In interviews today, far-right leader Mr Jean-Marie Le Pen said he was confident of becoming France's next president.
He insisted that despite polls which give him between 20 and 26 per cent of the vote, he still had a chance of winning on Sunday because France's whole political system had been destabilised by his first round victory.
"I have said I would regard 30 percent as a real defeat. Between 30 and 40 per cent would be a very honourable defeat with serious hopes for the future," he said.
> With only six days to go to the presidential run-off against President Mr Jacques Chirac, the 73-year-old National Front (FN) leader is relishing the attention of a national press that normally ignores him.
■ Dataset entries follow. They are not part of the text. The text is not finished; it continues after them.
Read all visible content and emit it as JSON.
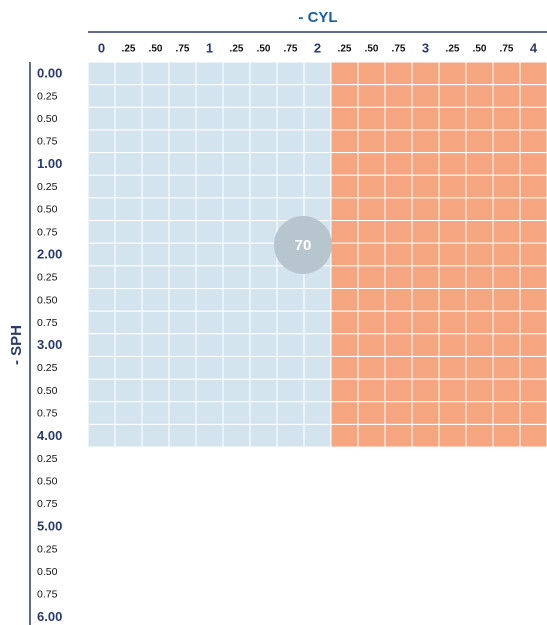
{
  "title": "- CYL",
  "axis_label": "- SPH",
  "cyl_labels": [
    "0",
    ".25",
    ".50",
    ".75",
    "1",
    ".25",
    ".50",
    ".75",
    "2",
    ".25",
    ".50",
    ".75",
    "3",
    ".25",
    ".50",
    ".75",
    "4"
  ],
  "sph_labels": [
    "0.00",
    "0.25",
    "0.50",
    "0.75",
    "1.00",
    "0.25",
    "0.50",
    "0.75",
    "2.00",
    "0.25",
    "0.50",
    "0.75",
    "3.00",
    "0.25",
    "0.50",
    "0.75",
    "4.00",
    "0.25",
    "0.50",
    "0.75",
    "5.00",
    "0.25",
    "0.50",
    "0.75",
    "6.00"
  ],
  "badge": "70"
}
But election rules oblige the press to give Mr Le Pen as much time as his rival.
"All the forces of the French establishment are coming together, hand in hand. The [employers' federation] Medef and the Communist Party, Monsignor Lustiger [Archbishop of Paris] and the masonic lodges. . . . It's unanimity thanks to Le Pen," he said.
"Members of the union of the privileged are all in league. . . . Only the people are on my side," the FN leader said.
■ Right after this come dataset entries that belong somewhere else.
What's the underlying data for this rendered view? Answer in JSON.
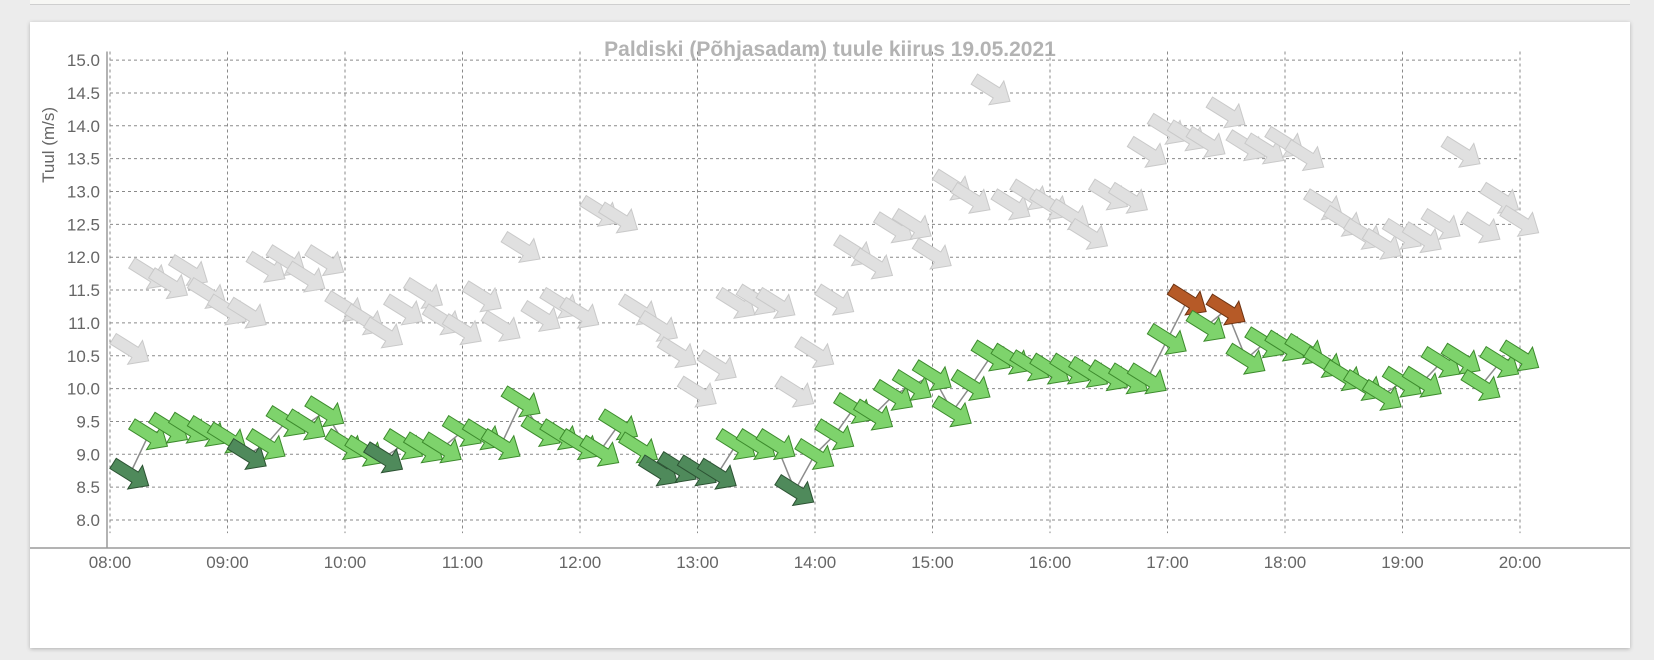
{
  "chart_data": {
    "type": "scatter",
    "title": "Paldiski (Põhjasadam) tuule kiirus 19.05.2021",
    "ylabel": "Tuul (m/s)",
    "xlabel": "",
    "ylim": [
      7.8,
      15.1
    ],
    "xlim": [
      8.0,
      20.1
    ],
    "y_ticks": [
      "8.0",
      "8.5",
      "9.0",
      "9.5",
      "10.0",
      "10.5",
      "11.0",
      "11.5",
      "12.0",
      "12.5",
      "13.0",
      "13.5",
      "14.0",
      "14.5",
      "15.0"
    ],
    "y_tick_values": [
      8.0,
      8.5,
      9.0,
      9.5,
      10.0,
      10.5,
      11.0,
      11.5,
      12.0,
      12.5,
      13.0,
      13.5,
      14.0,
      14.5,
      15.0
    ],
    "x_ticks": [
      "08:00",
      "09:00",
      "10:00",
      "11:00",
      "12:00",
      "13:00",
      "14:00",
      "15:00",
      "16:00",
      "17:00",
      "18:00",
      "19:00",
      "20:00"
    ],
    "x_tick_values": [
      8,
      9,
      10,
      11,
      12,
      13,
      14,
      15,
      16,
      17,
      18,
      19,
      20
    ],
    "grid": true,
    "series": [
      {
        "key": "gust",
        "color": "#e0e0e0",
        "x": [
          8.17,
          8.33,
          8.5,
          8.67,
          8.83,
          9.0,
          9.17,
          9.33,
          9.5,
          9.67,
          9.83,
          10.0,
          10.17,
          10.33,
          10.5,
          10.67,
          10.83,
          11.0,
          11.17,
          11.33,
          11.5,
          11.67,
          11.83,
          12.0,
          12.17,
          12.33,
          12.5,
          12.67,
          12.83,
          13.0,
          13.17,
          13.33,
          13.5,
          13.67,
          13.83,
          14.0,
          14.17,
          14.33,
          14.5,
          14.67,
          14.83,
          15.0,
          15.17,
          15.33,
          15.5,
          15.67,
          15.83,
          16.0,
          16.17,
          16.33,
          16.5,
          16.67,
          16.83,
          17.0,
          17.17,
          17.33,
          17.5,
          17.67,
          17.83,
          18.0,
          18.17,
          18.33,
          18.5,
          18.67,
          18.83,
          19.0,
          19.17,
          19.33,
          19.5,
          19.67,
          19.83,
          20.0
        ],
        "y": [
          10.6,
          11.75,
          11.6,
          11.8,
          11.45,
          11.2,
          11.15,
          11.85,
          11.95,
          11.7,
          11.95,
          11.25,
          11.05,
          10.85,
          11.2,
          11.45,
          11.05,
          10.9,
          11.4,
          10.95,
          12.15,
          11.1,
          11.3,
          11.15,
          12.7,
          12.6,
          11.2,
          10.95,
          10.55,
          9.95,
          10.35,
          11.3,
          11.35,
          11.3,
          9.95,
          10.55,
          11.35,
          12.1,
          11.9,
          12.45,
          12.5,
          12.05,
          13.1,
          12.9,
          14.55,
          12.8,
          12.95,
          12.8,
          12.65,
          12.35,
          12.95,
          12.9,
          13.6,
          13.95,
          13.85,
          13.75,
          14.2,
          13.7,
          13.65,
          13.75,
          13.55,
          12.8,
          12.55,
          12.35,
          12.2,
          12.35,
          12.3,
          12.5,
          13.6,
          12.45,
          12.9,
          12.55
        ]
      },
      {
        "key": "wind",
        "colors_by_category": {
          "light": "#7ed36c",
          "dark": "#4f8a5b",
          "orange": "#b65a27"
        },
        "x": [
          8.17,
          8.33,
          8.5,
          8.67,
          8.83,
          9.0,
          9.17,
          9.33,
          9.5,
          9.67,
          9.83,
          10.0,
          10.17,
          10.33,
          10.5,
          10.67,
          10.83,
          11.0,
          11.17,
          11.33,
          11.5,
          11.67,
          11.83,
          12.0,
          12.17,
          12.33,
          12.5,
          12.67,
          12.83,
          13.0,
          13.17,
          13.33,
          13.5,
          13.67,
          13.83,
          14.0,
          14.17,
          14.33,
          14.5,
          14.67,
          14.83,
          15.0,
          15.17,
          15.33,
          15.5,
          15.67,
          15.83,
          16.0,
          16.17,
          16.33,
          16.5,
          16.67,
          16.83,
          17.0,
          17.17,
          17.33,
          17.5,
          17.67,
          17.83,
          18.0,
          18.17,
          18.33,
          18.5,
          18.67,
          18.83,
          19.0,
          19.17,
          19.33,
          19.5,
          19.67,
          19.83,
          20.0
        ],
        "y": [
          8.7,
          9.3,
          9.4,
          9.4,
          9.35,
          9.25,
          9.0,
          9.15,
          9.5,
          9.45,
          9.65,
          9.15,
          9.05,
          8.95,
          9.15,
          9.1,
          9.1,
          9.35,
          9.3,
          9.15,
          9.8,
          9.35,
          9.3,
          9.15,
          9.05,
          9.45,
          9.1,
          8.75,
          8.8,
          8.75,
          8.7,
          9.15,
          9.15,
          9.15,
          8.45,
          9.0,
          9.3,
          9.7,
          9.6,
          9.9,
          10.05,
          10.2,
          9.65,
          10.05,
          10.5,
          10.45,
          10.35,
          10.3,
          10.3,
          10.25,
          10.2,
          10.15,
          10.15,
          10.75,
          11.35,
          10.95,
          11.2,
          10.45,
          10.7,
          10.65,
          10.6,
          10.4,
          10.2,
          10.05,
          9.9,
          10.1,
          10.1,
          10.4,
          10.45,
          10.05,
          10.4,
          10.5
        ],
        "category": [
          "dark",
          "light",
          "light",
          "light",
          "light",
          "light",
          "dark",
          "light",
          "light",
          "light",
          "light",
          "light",
          "light",
          "dark",
          "light",
          "light",
          "light",
          "light",
          "light",
          "light",
          "light",
          "light",
          "light",
          "light",
          "light",
          "light",
          "light",
          "dark",
          "dark",
          "dark",
          "dark",
          "light",
          "light",
          "light",
          "dark",
          "light",
          "light",
          "light",
          "light",
          "light",
          "light",
          "light",
          "light",
          "light",
          "light",
          "light",
          "light",
          "light",
          "light",
          "light",
          "light",
          "light",
          "light",
          "light",
          "orange",
          "light",
          "orange",
          "light",
          "light",
          "light",
          "light",
          "light",
          "light",
          "light",
          "light",
          "light",
          "light",
          "light",
          "light",
          "light",
          "light",
          "light"
        ]
      }
    ]
  }
}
Mr Le Pen stunned France eight days ago when he won through to the second round of the country's presidential election, beating Socialist Prime Minister Mr Lionel Jospin into third place. He faces the 69 year-old Chirac in the decider on Sunday.
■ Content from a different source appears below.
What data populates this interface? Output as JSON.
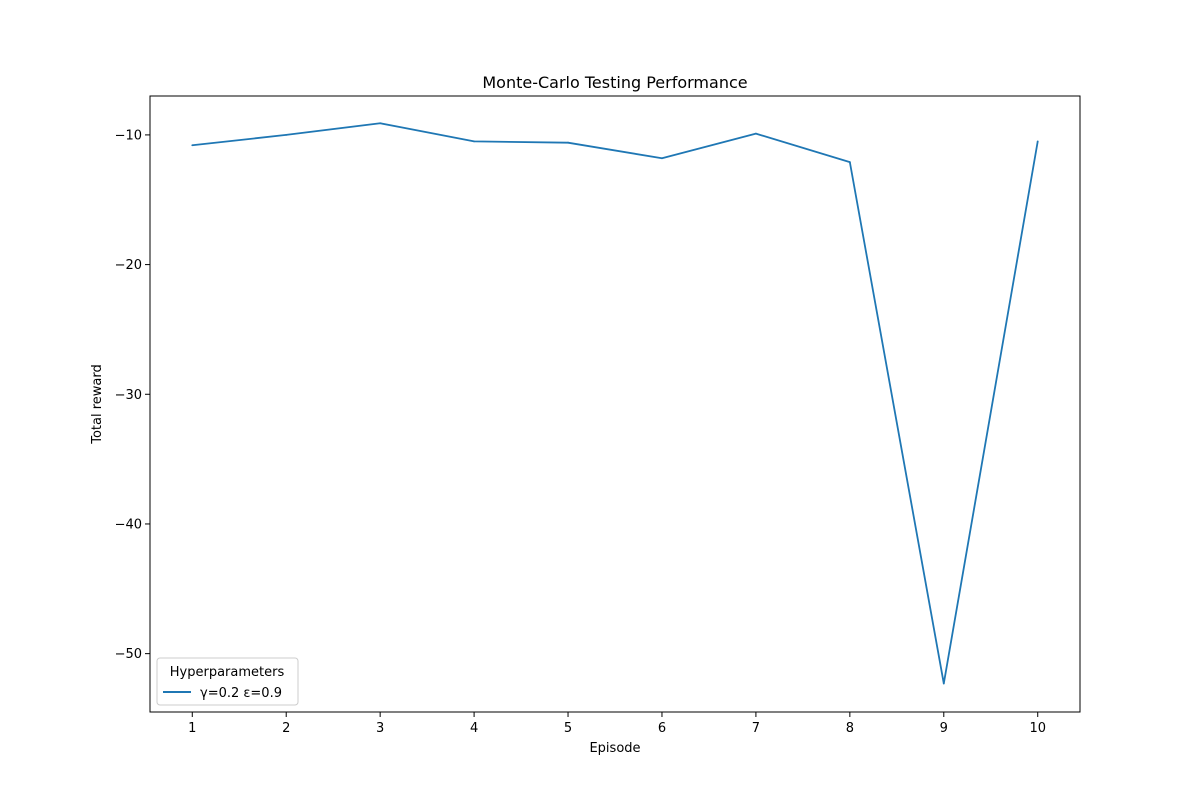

Mr Le Pen also spoke of his admiration for British former prime minister Margaret Thatcher and US former president Ronald Reagan for taking on and humbling their countries' trade unions.
In Ouest-Francenewspaper, Mr Le Pen denied charges that he was a racist.
"When I hear the slogans, 'Le Pen racist or xenophobe,' I want to laugh. It is true that I say, 'I love my daughters better than my nieces, and my nieces better than my cousins, and my cousins better than my neighbours.' But I never said I hated my neighbours!" he said.